Le sort s’acharne sur les plaisanciers
A Trou D’Eau Douce, comme à GRSE, la situation devient insoutenable pour certains habitants qui se disent inquiets pour la suite. Natacha Marie, propriétaire de plusieurs bateaux de plaisances à GRSE vit dans le stress. “J’ai quatre employés à ma charge et les Rs 5100 que nous verse le gouvernement n’est définitivement pas suffisant pour survivre. Les bateaux sont figés sur les rives de la rivière depuis quatre mois déjà”, indique-t-elle. Josué Dardenne, plaisancier de renom à Trou d’Eau Douce avance pour sa part que son village “se noie dans le désespoir”. Néanmoins, il garde “une once d’espoir que la situation retournerait à la normale après le confinement. Avec zéro fonds, je ne sais plus comment je vais faire pour rémunérer mes employés et payer les autres charges. D’autant plus que ce mois-ci sera le dernier où je toucherais le Wage Assistance Scheme”. D’ailleurs, le sort semble s’acharner sur les plaisanciers de Trou d’Eau Douce. “Les week-ends nous avons des réservations, mais nous sommes contraints d’annuler depuis quelques semaines pour cause de mauvais temps”. Une situation que vit directement les pêcheurs du coin. Ange Rosette passent presque toute la journée à nettoyer ses filets dans l’attente d’une amélioration du temps. Le retraité explique que “les poissons se font rares” même quand il a l’occasion de se rendre en mer.
Avenir sombre
Ce ne sont pas uniquement les plaisanciers et les entreprises travaillant directement avec les touristes qui sont en difficulté mais tous les acteurs liés de près ou de loin avec ce marché. “Il faut savoir que les plaisanciers s’approvisionnent en fruits de mers chez les pêcheurs pour le déjeuner à bord. La station d’essence dépend du va-et-vient quotidien. Et ainsi de suite”, explique Pascal Yencana que nous rencontrons non loin du Four à Chaux. Son entreprise Pasacleda Co. Ltd spécialisée dans les activités de sport nautiques sur l’Ile aux Cerfs est également affectée. Le constat de l’entrepreneur est désolant. “Sans touriste les activités nautiques n’ont plus de raison d’être. En attendant, depuis 5 mois, je puise dans mes économies pour payer mes employés. Mais faute d’argent, j’ai dû me séparer d’un certain nombre.” Karine Nadal, habitante du coin, souligne pour sa part que les propriétaires de maisons d’hôtes, campement et autres hébergements à visée touristique vivent aussi une période critique.

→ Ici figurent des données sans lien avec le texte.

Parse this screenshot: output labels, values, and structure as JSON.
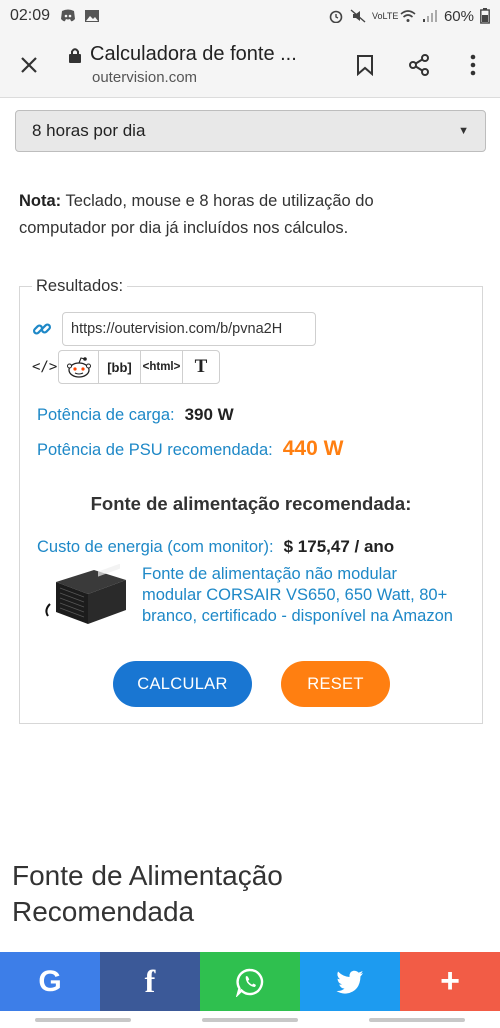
{
  "status_bar": {
    "time": "02:09",
    "battery": "60%",
    "network": "VoLTE"
  },
  "browser": {
    "title": "Calculadora de fonte ...",
    "url": "outervision.com"
  },
  "form": {
    "usage_select_value": "8 horas por dia"
  },
  "note": {
    "label": "Nota:",
    "text": "Teclado, mouse e 8 horas de utilização do computador por dia já incluídos nos cálculos."
  },
  "results": {
    "legend": "Resultados:",
    "share_url": "https://outervision.com/b/pvna2H",
    "share_buttons": [
      "[bb]",
      "<html>",
      "T"
    ],
    "load_power_label": "Potência de carga:",
    "load_power_value": "390 W",
    "psu_power_label": "Potência de PSU recomendada:",
    "psu_power_value": "440 W",
    "psu_heading": "Fonte de alimentação recomendada:",
    "energy_cost_label": "Custo de energia (com monitor):",
    "energy_cost_value": "$ 175,47 / ano",
    "product_text": "Fonte de alimentação não modular modular CORSAIR VS650, 650 Watt, 80+ branco, certificado - disponível na Amazon",
    "calculate_label": "CALCULAR",
    "reset_label": "RESET"
  },
  "section": {
    "title": "Fonte de Alimentação Recomendada"
  },
  "share_bar": {
    "items": [
      {
        "label": "G",
        "color": "#3d7ee8"
      },
      {
        "label": "f",
        "color": "#3b5998"
      },
      {
        "label": "whatsapp",
        "color": "#2fc04f"
      },
      {
        "label": "twitter",
        "color": "#1d9bf0"
      },
      {
        "label": "+",
        "color": "#f25c46"
      }
    ]
  }
}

Retour dans le sud ouest. Robert de Spéville, responsable de La Vieille Cheminée (Ferme Tropicale et Eco-lodges) tient à faire ressortir qu’étant donné que “le village de Chamarel dépend entièrement du tourisme, dans pas longtemps il va être en extrême difficulté”. Si à La Vieille Cheminée la situation est sous contrôle jusqu’à présent, grâce à une clientèle composé de Mauriciens et expatriées, “d’autres maisons d’hôtes ont plus de difficulté car il n’y a aucun visiteurs”. Robert de Spéville voit un retour à la normale très compliqué. “Même si le gouvernement ouvre les frontières, le retour des touristes à Chamarel sera lent. Les prochains six mois seront difficiles”. Pascal Yencana abonde dans le même sens. “La continuité de nos entreprises ne tient qu’à un fil. Avec énormément de difficultés, nous pourrons redémarrer nos différentes activités. Pour l’heure, nous ne pouvons que garder espoir.”